Portuguese Caldo Verde Soup (Printable)

Comforting creamy potato soup with kale and smoky chorizo, inspired by Portuguese flavors.

# Ingredient List:

→ Vegetables

01 - 1.3 lbs peeled and diced potatoes
02 - 1 large onion, finely chopped
03 - 2 cloves garlic, minced
04 - 4 oz kale, thinly sliced

→ Meats

05 - 5 oz chorizo sausage, thinly sliced

→ Liquids

06 - 5 cups chicken or vegetable broth
07 - 2 tbsp olive oil

→ Seasonings

08 - Salt, to taste
09 - Black pepper, to taste

# Directions:

01 - Heat 1 tablespoon of olive oil in a large pot over medium heat. Add finely chopped onion and minced garlic; sauté until translucent, about 4 minutes.
02 - Add diced potatoes and thinly sliced chorizo to the pot. Stir and cook for 3 minutes to blend flavors.
03 - Pour in the broth and bring to a boil. Reduce heat, cover, and simmer for 20 minutes until potatoes are tender.
04 - Extract chorizo slices with a slotted spoon and set aside.
05 - Using an immersion blender or standard blender in batches, puree the soup until smooth and creamy.
06 - Return chorizo to the pot. Stir in thinly sliced kale and simmer for 5 to 7 minutes until the greens are tender.
07 - Stir in remaining tablespoon of olive oil. Season with salt and black pepper to taste.
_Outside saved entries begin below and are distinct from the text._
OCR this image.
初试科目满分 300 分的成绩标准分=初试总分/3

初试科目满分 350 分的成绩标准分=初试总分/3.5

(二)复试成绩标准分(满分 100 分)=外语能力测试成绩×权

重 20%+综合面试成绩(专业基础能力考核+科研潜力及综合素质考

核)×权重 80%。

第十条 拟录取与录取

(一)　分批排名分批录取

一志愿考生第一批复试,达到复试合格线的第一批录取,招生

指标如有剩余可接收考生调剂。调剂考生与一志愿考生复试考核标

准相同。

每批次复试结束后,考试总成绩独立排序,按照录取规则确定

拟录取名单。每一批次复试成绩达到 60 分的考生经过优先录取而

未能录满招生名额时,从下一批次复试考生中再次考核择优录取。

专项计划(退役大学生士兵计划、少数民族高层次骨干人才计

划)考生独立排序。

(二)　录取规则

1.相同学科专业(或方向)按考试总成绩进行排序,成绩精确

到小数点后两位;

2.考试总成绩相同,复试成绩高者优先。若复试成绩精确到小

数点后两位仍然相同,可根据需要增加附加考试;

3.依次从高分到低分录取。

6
Serve hot.

# Expert Tips:

01 -
  • It comes together in under an hour and tastes like you've been cooking all day.
  • One pot, honest flavors, and that perfect balance of creamy and savory that makes you reach for seconds.
  • It's gluten-free and naturally feels like comfort without any fuss.
02 -
  • Don't skip the blending step—that's what transforms this from chunky potato soup into the creamy, luxurious version that makes people ask for the recipe.
  • Add the kale after blending, not before, so it stays vibrant and tender instead of disappearing into the puree.
  • Taste the broth before you commit to extra salt because chorizo and the final drizzle of olive oil already bring plenty of savory depth.
03 -
  • Slice your kale paper-thin so it wilts in minutes and distributes evenly throughout the pot instead of settling in clumps.
  • If your soup feels too thick after blending, thin it with a splash of broth or water—creamy doesn't mean dense.
  • Keep the broth simmering gently, never aggressively, or you'll lose the silky texture and the flavors won't meld the way they should.